Announcement from Disability Access and Education

Did you know . . . here are some phrases and words that may help you discuss disabilities more sensitively. 

In general, it is wise to use “people-first language” that does not denigrate or victimize people with disabilities.  For instance, the phrase “wheelchair-bound” victimizes while “wheelchair-user” simply describes.  “Afflicted with cerebral palsy” both victimizes and reduces the person to nothing more than a disability. To say “he has cerebral palsy” focuses on the person and makes the disability no more than a statement of fact.

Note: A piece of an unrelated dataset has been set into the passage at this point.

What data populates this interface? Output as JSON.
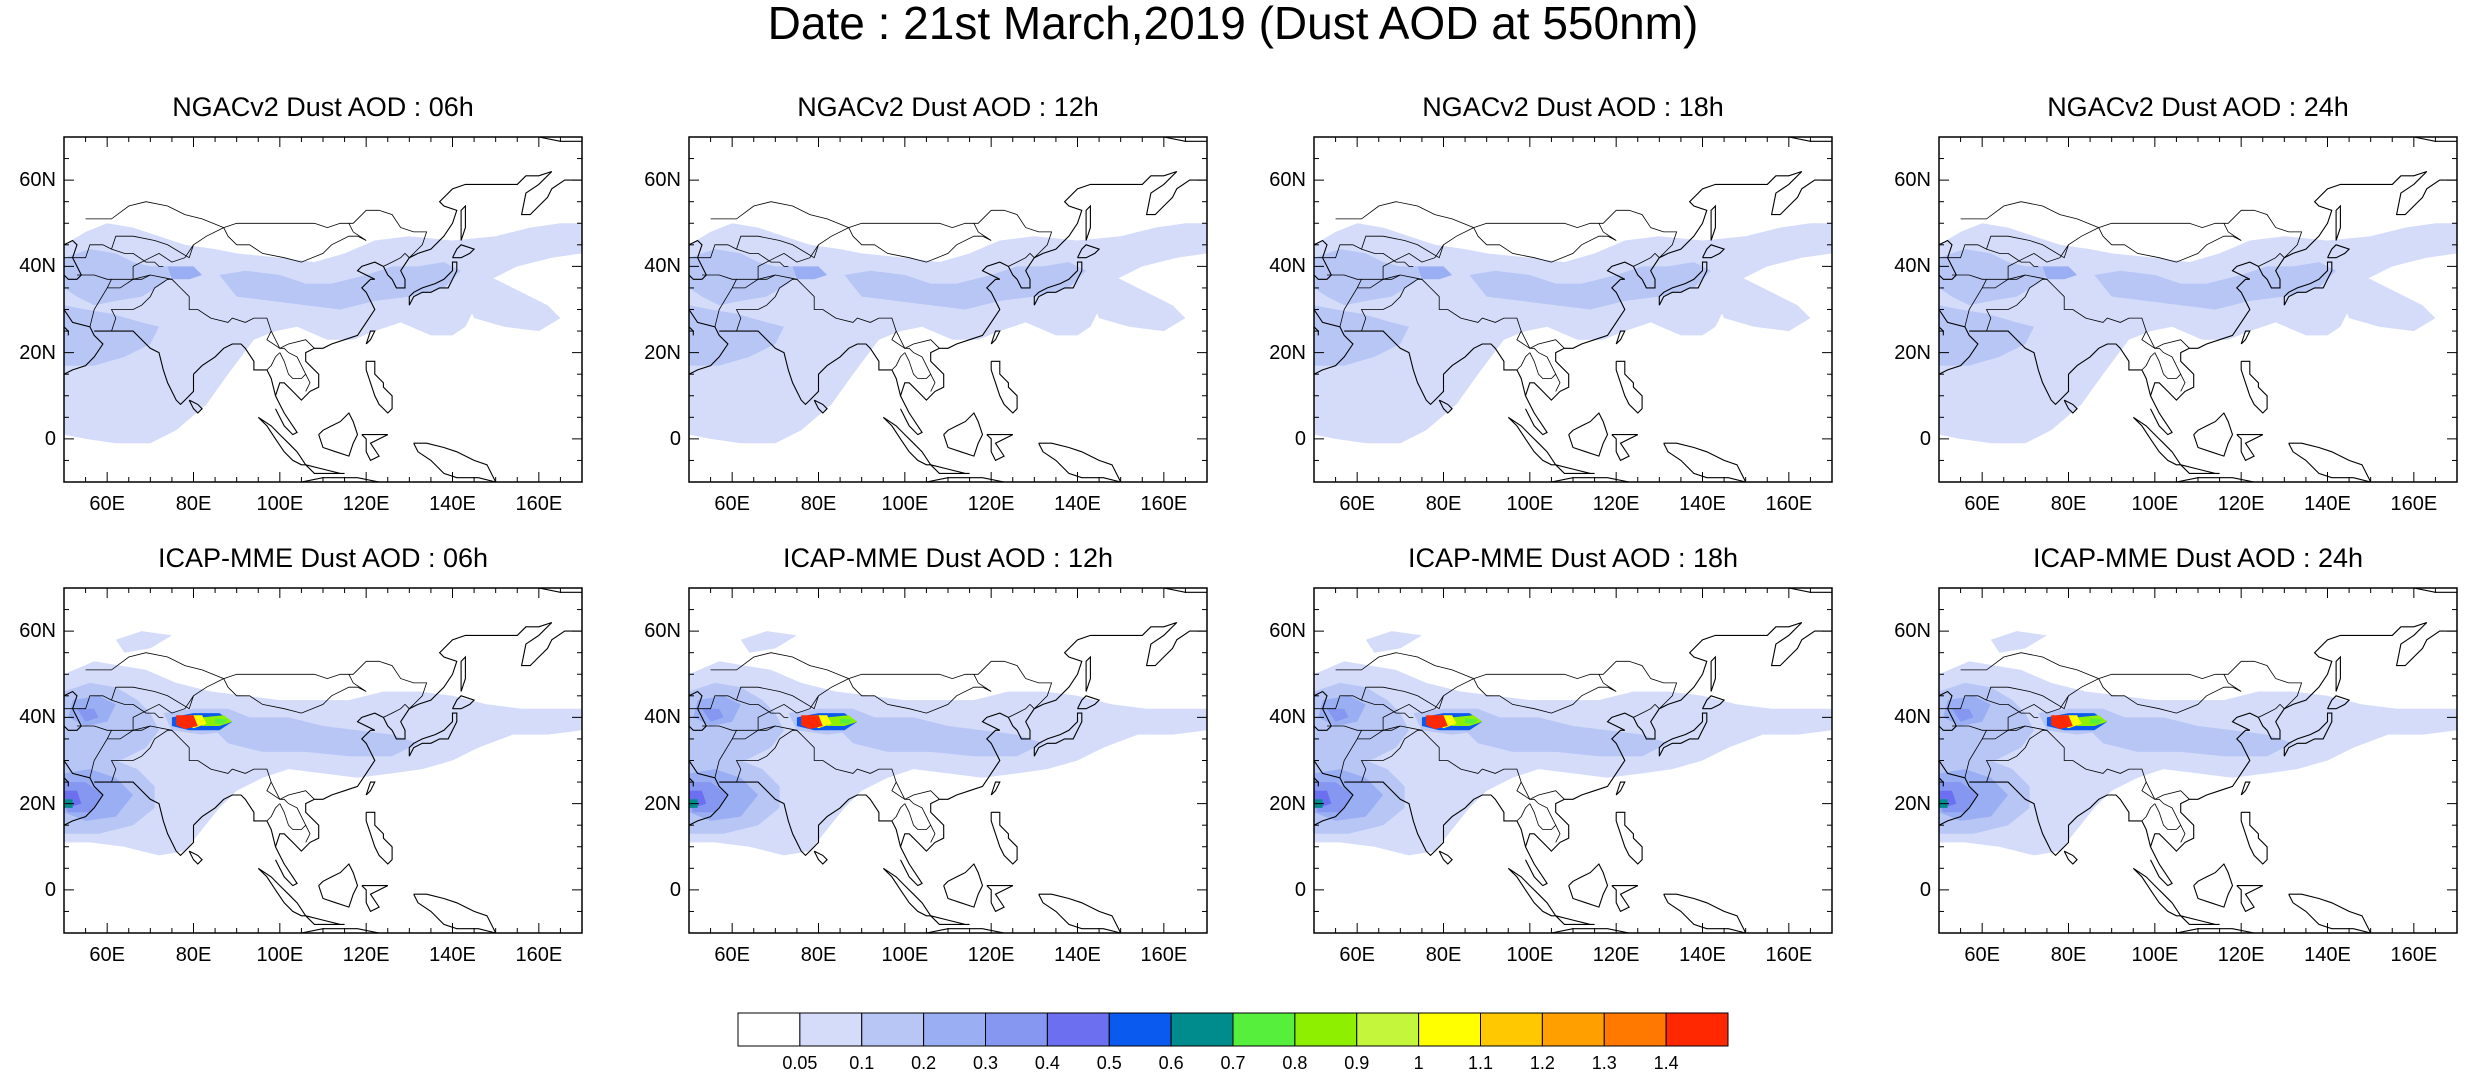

Instead of “normal” or “able-bodied” referring to the opposite of “disabled,” the term “non-disabled” carries less connotation that people with disabilities are not “normal” or “capable.”  People with learning disabilities, ADHD, and Autism Spectrum Disorder can be described as “neuro-divergent,” while those who do not have similar conditions can be “neuro-typical.”

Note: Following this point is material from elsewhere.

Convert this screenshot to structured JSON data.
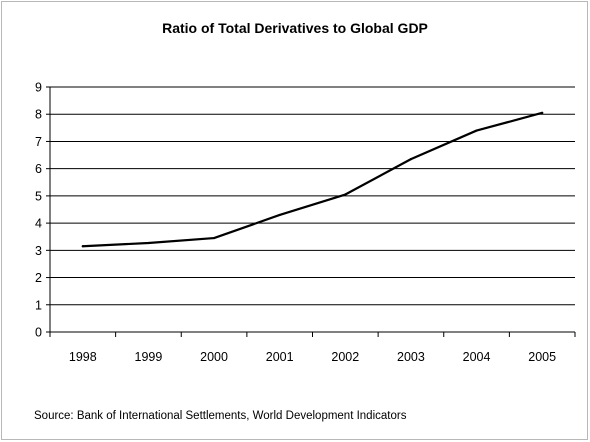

Some people object to phrases that appear to euphemize a disability.  While “special needs” can sometimes be an acceptable term, most adults prefer to avoid anything with the word “special” in it.  None of us want to be “special,” to appear to be dependent on assistance and services in which we are treated like incompetent infants or entitled to advantages that other people are denied.

Another danger is to heroize.  How often do we hear that someone with a profound disability is “brave,” “strong,” or “inspiring”?  In her TED Talk, “I am not your inspiration, thank you very much,” Stella Young asks “how am I brave for getting out of bed and getting ready for my day just as everybody else does just because I use a wheelchair?”  Let’s not overcompensate for a history of bigotry or ableism by awarding undeserved compliments.

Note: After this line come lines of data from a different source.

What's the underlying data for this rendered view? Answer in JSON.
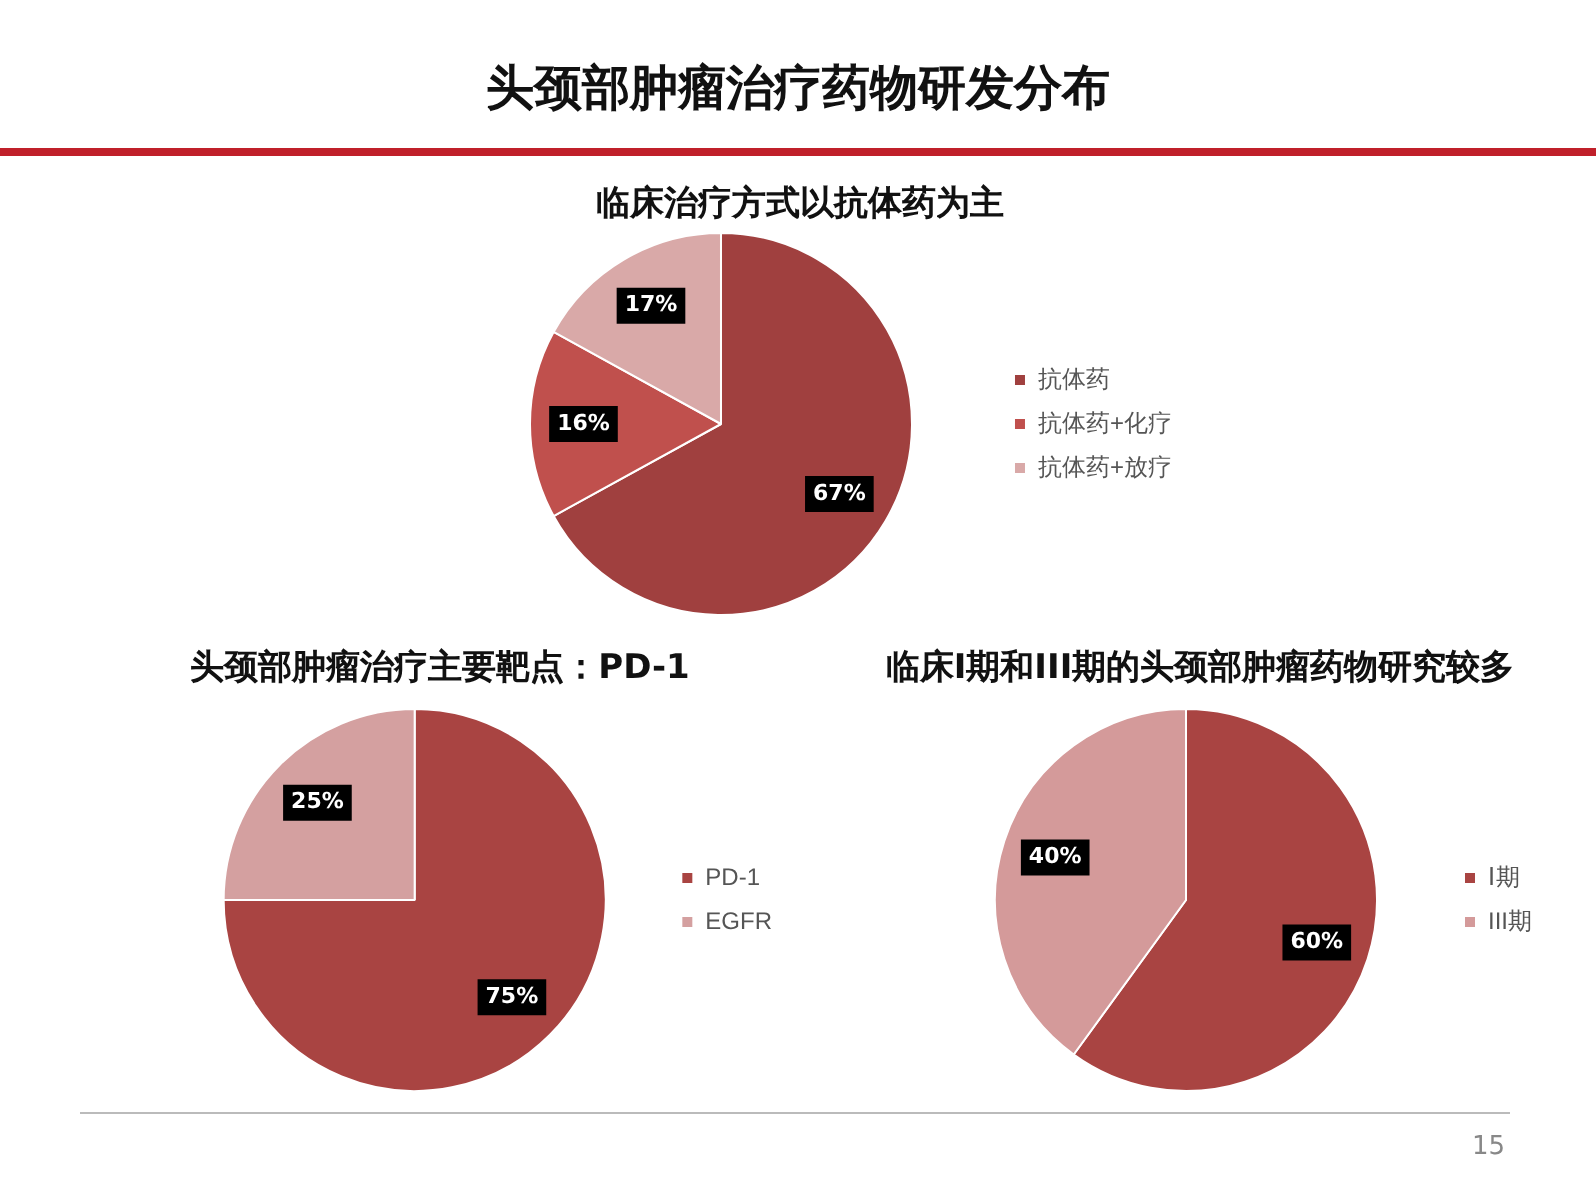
{
  "chart_data": [
    {
      "type": "pie",
      "title": "临床治疗方式以抗体药为主",
      "categories": [
        "抗体药",
        "抗体药+化疗",
        "抗体药+放疗"
      ],
      "values": [
        67,
        16,
        17
      ],
      "colors": [
        "#a0403f",
        "#c0504d",
        "#d9a9a8"
      ],
      "value_labels": [
        "67%",
        "16%",
        "17%"
      ],
      "legend": "right",
      "annotations": [
        "头颈部肿瘤治疗药物研发分布",
        "15"
      ]
    },
    {
      "type": "pie",
      "title": "头颈部肿瘤治疗主要靶点：PD-1",
      "categories": [
        "PD-1",
        "EGFR"
      ],
      "values": [
        75,
        25
      ],
      "colors": [
        "#a94442",
        "#d4a0a0"
      ],
      "value_labels": [
        "75%",
        "25%"
      ],
      "legend": "right"
    },
    {
      "type": "pie",
      "title": "临床I期和III期的头颈部肿瘤药物研究较多",
      "categories": [
        "Ⅰ期",
        "III期"
      ],
      "values": [
        60,
        40
      ],
      "colors": [
        "#a94442",
        "#d49a9a"
      ],
      "value_labels": [
        "60%",
        "40%"
      ],
      "legend": "right"
    }
  ]
}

There is a current trend by some groups away from “people-first” to “disability-first.”  The Deaf community is proud of their unique culture and communication.  In fact, they object to the term “hearing-impaired” because they do not consider themselves to be impaired or disabled in any way.  They simply have a different language, which the rest of society hasn’t bothered to learn.  Some individuals with other readily apparent disabilities prefer to claim their identity as “disabled” in the same way people claim ethnicity and nationality.

As with all aspects of political correctness it can be hard to know what terms to use to avoid offending others.  In the same way that we listen to our friends from different ethnicities to hear the words they use to describe themselves, we can listen to people with disabilities or even politely ask what they consider appropriate.  Being sensitive to the power of words is not about being correct but about treating one another with respect and seeing dignity in all people.